I know it feels like it was just yesterday that Endeavour returned from its mission to the International Space Station. With the new compressed space shuttle schedule, get used to it – NASA’s got a lot of missions to schedule if they’re going to hit their 2010 completion date of the International Space Station. Next up, Discovery. The shuttle was moved out to the launch pad on Sunday, and now awaits its October 23rd launch.
The shuttle made the 5.5 km (3.4 mile) journey from the Vehicle Assembly Building to its launch pad at NASA’s Kennedy Space Center. It started out at 6:47 am EDT, and was firmly down at the launch pad at 1:15 pm. The huge crawler transporter only moves about 1.6 kph (1 mph), so it’s really slow going.
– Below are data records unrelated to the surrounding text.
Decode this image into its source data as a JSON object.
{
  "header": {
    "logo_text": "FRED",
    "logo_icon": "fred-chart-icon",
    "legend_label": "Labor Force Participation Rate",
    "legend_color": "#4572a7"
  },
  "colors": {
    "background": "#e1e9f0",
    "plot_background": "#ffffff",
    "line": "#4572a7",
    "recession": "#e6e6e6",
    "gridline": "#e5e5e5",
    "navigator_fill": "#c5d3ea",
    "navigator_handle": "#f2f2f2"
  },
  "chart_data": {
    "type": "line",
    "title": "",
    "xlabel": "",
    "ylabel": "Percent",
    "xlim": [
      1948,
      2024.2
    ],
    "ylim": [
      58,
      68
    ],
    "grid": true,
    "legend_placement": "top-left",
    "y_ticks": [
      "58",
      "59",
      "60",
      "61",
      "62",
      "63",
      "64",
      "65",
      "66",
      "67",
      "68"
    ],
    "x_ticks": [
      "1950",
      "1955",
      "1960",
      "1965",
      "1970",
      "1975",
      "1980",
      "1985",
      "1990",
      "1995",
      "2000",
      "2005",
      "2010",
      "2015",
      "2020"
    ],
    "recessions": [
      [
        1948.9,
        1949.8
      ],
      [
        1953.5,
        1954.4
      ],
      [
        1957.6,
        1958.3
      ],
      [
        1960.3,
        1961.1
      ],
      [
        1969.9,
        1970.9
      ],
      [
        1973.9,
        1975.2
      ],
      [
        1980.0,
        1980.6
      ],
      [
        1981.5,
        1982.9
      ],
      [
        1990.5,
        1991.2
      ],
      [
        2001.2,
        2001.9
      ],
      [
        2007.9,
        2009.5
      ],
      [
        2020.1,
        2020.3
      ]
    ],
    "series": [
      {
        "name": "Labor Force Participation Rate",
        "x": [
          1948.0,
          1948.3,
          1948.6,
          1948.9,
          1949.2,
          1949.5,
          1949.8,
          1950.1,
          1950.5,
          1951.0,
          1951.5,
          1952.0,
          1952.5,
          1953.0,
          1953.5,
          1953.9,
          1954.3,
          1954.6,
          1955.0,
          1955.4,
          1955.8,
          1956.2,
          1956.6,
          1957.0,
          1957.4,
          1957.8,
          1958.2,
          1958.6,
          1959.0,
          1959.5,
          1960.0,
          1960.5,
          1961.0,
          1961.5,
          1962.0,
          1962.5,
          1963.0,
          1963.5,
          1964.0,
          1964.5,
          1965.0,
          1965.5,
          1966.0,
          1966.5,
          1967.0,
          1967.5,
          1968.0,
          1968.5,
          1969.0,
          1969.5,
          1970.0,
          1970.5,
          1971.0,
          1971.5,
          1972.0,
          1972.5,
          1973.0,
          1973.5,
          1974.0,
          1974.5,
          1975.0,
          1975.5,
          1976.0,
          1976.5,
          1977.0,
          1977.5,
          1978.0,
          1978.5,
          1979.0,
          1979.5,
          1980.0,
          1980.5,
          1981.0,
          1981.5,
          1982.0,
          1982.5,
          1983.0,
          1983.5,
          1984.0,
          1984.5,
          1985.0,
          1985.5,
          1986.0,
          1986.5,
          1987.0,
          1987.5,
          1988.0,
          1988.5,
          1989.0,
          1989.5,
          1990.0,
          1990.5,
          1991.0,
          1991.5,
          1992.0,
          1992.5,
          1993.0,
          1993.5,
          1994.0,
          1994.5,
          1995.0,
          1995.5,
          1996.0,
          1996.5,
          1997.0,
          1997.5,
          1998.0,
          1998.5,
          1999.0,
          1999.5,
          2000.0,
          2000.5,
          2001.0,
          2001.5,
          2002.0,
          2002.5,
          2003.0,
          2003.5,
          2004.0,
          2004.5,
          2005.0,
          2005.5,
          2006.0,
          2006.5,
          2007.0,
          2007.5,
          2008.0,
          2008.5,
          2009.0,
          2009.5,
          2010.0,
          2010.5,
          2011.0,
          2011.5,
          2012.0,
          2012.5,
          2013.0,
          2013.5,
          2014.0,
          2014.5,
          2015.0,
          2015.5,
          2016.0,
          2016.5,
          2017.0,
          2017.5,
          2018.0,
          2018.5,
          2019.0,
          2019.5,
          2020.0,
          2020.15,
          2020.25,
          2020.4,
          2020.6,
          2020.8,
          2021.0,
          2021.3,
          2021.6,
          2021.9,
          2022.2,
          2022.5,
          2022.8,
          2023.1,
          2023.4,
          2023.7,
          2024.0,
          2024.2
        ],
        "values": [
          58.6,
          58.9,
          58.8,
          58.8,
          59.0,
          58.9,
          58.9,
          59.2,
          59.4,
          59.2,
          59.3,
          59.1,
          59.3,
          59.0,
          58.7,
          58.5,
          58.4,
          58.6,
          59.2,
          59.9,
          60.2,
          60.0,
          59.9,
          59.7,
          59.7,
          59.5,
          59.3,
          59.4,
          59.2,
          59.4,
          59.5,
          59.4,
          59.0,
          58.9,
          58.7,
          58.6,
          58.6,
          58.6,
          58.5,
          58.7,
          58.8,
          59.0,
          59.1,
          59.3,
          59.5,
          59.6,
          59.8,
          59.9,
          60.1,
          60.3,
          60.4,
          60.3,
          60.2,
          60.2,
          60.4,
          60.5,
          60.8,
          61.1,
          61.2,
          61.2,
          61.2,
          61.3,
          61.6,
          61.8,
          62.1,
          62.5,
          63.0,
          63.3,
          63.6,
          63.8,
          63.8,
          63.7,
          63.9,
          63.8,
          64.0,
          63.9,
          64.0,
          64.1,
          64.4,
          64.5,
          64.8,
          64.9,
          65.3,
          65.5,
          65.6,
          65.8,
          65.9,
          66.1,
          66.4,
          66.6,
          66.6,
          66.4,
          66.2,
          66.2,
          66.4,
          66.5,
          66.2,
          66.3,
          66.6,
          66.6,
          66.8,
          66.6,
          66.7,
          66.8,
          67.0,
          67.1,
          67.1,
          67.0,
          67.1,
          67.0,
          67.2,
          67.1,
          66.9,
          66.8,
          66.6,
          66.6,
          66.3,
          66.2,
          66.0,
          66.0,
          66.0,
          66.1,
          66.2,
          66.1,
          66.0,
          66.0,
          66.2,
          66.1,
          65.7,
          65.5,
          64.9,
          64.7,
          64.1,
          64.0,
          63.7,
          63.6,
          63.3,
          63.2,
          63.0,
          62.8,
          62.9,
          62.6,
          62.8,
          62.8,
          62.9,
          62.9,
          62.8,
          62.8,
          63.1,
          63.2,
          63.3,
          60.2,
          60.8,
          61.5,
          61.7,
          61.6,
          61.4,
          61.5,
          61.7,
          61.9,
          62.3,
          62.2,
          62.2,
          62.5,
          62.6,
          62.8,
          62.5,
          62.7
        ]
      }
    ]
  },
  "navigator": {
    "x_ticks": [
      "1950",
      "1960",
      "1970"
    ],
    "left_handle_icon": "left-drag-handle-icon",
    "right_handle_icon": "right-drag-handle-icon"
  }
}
With the shuttle on the pad, everyone still has a series of activities to complete before the beginning of mission STS-120. The crew will arrive on October 7th, and perform a dress rehearsal on October 10th.
If all goes well, Discovery will blast off on October 23rd, once again bound for the International Space Station. The shuttle will be carrying the US-built Harmony module. This six-hatched cylinder will serve as a pressurized gateway to attach future science laboratories to the station.
The STS-120 crew is led by Pam Melroy, only the second woman ever to command a space shuttle mission.